Penalty for Belated Filing
It is better to be late than never. However, when income tax returns are concerned you’re either on time or you pay the price! Valid from the fiscal year 2017-18 for persons with income above Rs. 500,000, the new Income Tax rules levy a penalty of Rs. 5,000 if return is filed post due date but before 31st December. Any later than 31st December and the penalty is doubled to Rs. 10,000. For persons with income below Rs. 500,000, there is some relief in that the penalty prescribed for late filing is Rs. 1,000. Furthermore, the benefit of carry forward of certain losses to next year is lost as well when you default in submitting your income tax return on the proper time.
Causes for Filing Revised Return
Permissible reasons for filing revised returns include discovery of any errors or omissions in the return by assessee after original filing. The rules are very clear that only inadvertent mistakes maybe revised. This clearly bars revision for any unfair or illegal acts.

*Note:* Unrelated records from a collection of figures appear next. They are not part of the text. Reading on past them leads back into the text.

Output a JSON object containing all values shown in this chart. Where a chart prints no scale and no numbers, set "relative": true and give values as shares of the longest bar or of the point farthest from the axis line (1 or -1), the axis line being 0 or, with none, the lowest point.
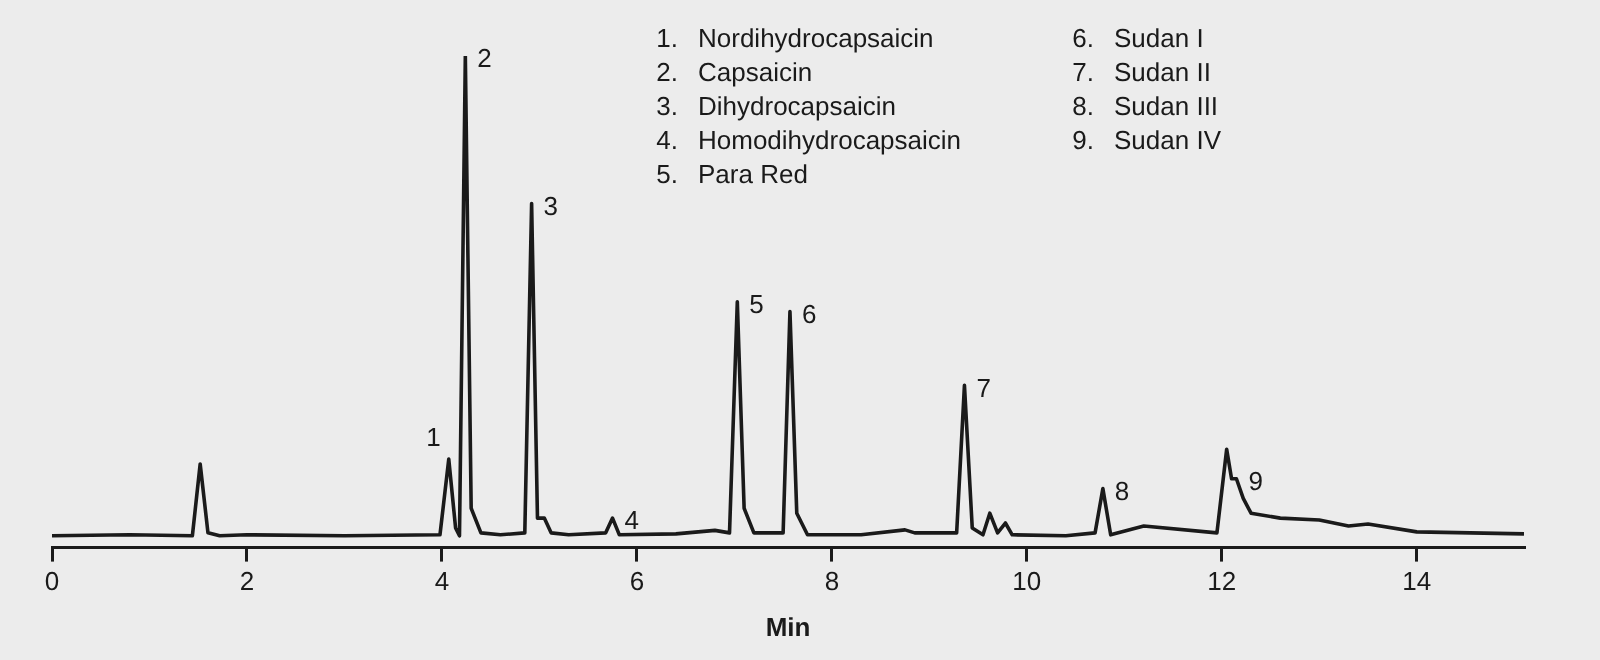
{
  "chart_data": {
    "type": "line",
    "relative": true,
    "xlabel": "Min",
    "xlim": [
      0,
      15.1
    ],
    "xticks": [
      0,
      2,
      4,
      6,
      8,
      10,
      12,
      14
    ],
    "grid": false,
    "legend": false,
    "marker": "none",
    "line_style": "solid",
    "series": [
      {
        "color": "#1a1a1a",
        "x": [
          0,
          0.8,
          1.44,
          1.52,
          1.6,
          1.72,
          2.0,
          3.0,
          3.98,
          4.07,
          4.14,
          4.18,
          4.24,
          4.3,
          4.4,
          4.6,
          4.85,
          4.92,
          4.98,
          5.05,
          5.12,
          5.3,
          5.68,
          5.75,
          5.82,
          6.4,
          6.8,
          6.95,
          7.03,
          7.1,
          7.2,
          7.45,
          7.5,
          7.57,
          7.64,
          7.75,
          8.3,
          8.75,
          8.85,
          9.28,
          9.36,
          9.44,
          9.55,
          9.62,
          9.7,
          9.78,
          9.85,
          10.4,
          10.7,
          10.78,
          10.86,
          11.2,
          11.95,
          12.05,
          12.1,
          12.15,
          12.22,
          12.3,
          12.6,
          13.0,
          13.3,
          13.5,
          14.0,
          15.1
        ],
        "values": [
          0.024,
          0.026,
          0.024,
          0.17,
          0.03,
          0.024,
          0.026,
          0.024,
          0.026,
          0.18,
          0.04,
          0.024,
          1,
          0.08,
          0.03,
          0.026,
          0.03,
          0.7,
          0.06,
          0.06,
          0.03,
          0.026,
          0.03,
          0.06,
          0.026,
          0.028,
          0.035,
          0.03,
          0.5,
          0.08,
          0.03,
          0.03,
          0.03,
          0.48,
          0.07,
          0.026,
          0.026,
          0.036,
          0.03,
          0.03,
          0.33,
          0.04,
          0.026,
          0.07,
          0.03,
          0.05,
          0.026,
          0.024,
          0.03,
          0.12,
          0.026,
          0.044,
          0.03,
          0.2,
          0.14,
          0.14,
          0.1,
          0.07,
          0.06,
          0.056,
          0.044,
          0.048,
          0.032,
          0.028
        ]
      }
    ],
    "annotations": [
      {
        "text": "1",
        "x": 4.07,
        "y": 0.18
      },
      {
        "text": "2",
        "x": 4.24,
        "y": 1
      },
      {
        "text": "3",
        "x": 4.92,
        "y": 0.7
      },
      {
        "text": "4",
        "x": 5.75,
        "y": 0.06
      },
      {
        "text": "5",
        "x": 7.03,
        "y": 0.5
      },
      {
        "text": "6",
        "x": 7.57,
        "y": 0.48
      },
      {
        "text": "7",
        "x": 9.36,
        "y": 0.33
      },
      {
        "text": "8",
        "x": 10.78,
        "y": 0.12
      },
      {
        "text": "9",
        "x": 12.15,
        "y": 0.14
      },
      "1. Nordihydrocapsaicin",
      "2. Capsaicin",
      "3. Dihydrocapsaicin",
      "4. Homodihydrocapsaicin",
      "5. Para Red",
      "6. Sudan I",
      "7. Sudan II",
      "8. Sudan III",
      "9. Sudan IV"
    ]
  }
}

Filing Revised Returns: Deadline
The deadline for filing a revised return is either before the finish of one year from related assessment year or prior to the conclusion of the assessment, whichever comes first.
Limit on Number of Times of Revised Filing of Return
There is no bar to the number of times a revised return maybe filed. However, it must be within the time limits set under the rules. In fact, such is the ease allowed that the return maybe revised even if a refund has been claimed for the same.
Can the Belated Tax Return be Revised?
From the year 2016-17 onwards, the regulations grant permission for belated returns filed u/s 139(4) to be revised. However, it is disallowed for prior periods owing to the fact that different Income Tax regimes were applicable for those periods.
How Carry Forward Losses are Affected by Revised Tax Returns?
The data as per the revised return is considered for all future references i.e. only the figures as shown in the revision are looked at for calculation of income and only losses as per revised income calculation are considered for carry forward to next period. All previous calculations are disregarded and there will be no questioning regarding them.
Significant Judicial Decisions for Revised Income Tax Returns
When revising the Income Tax return the following points should be kept in mind:
- Only an inadvertent error or omission would be eligible for making a revision in the Income Tax return u/s 139(5). There must not be mal-intent behind the revision.
- The mistake or omission must be uncovered by the taxpayer himself. If revealed by the intervention of an assessing officer, it would not be eligible for a revised return u/s 139(5).
- Changes in these circumstances do not constitute a revised return i.e. change of method of accounting, change of status or accounting year by a taxpayer.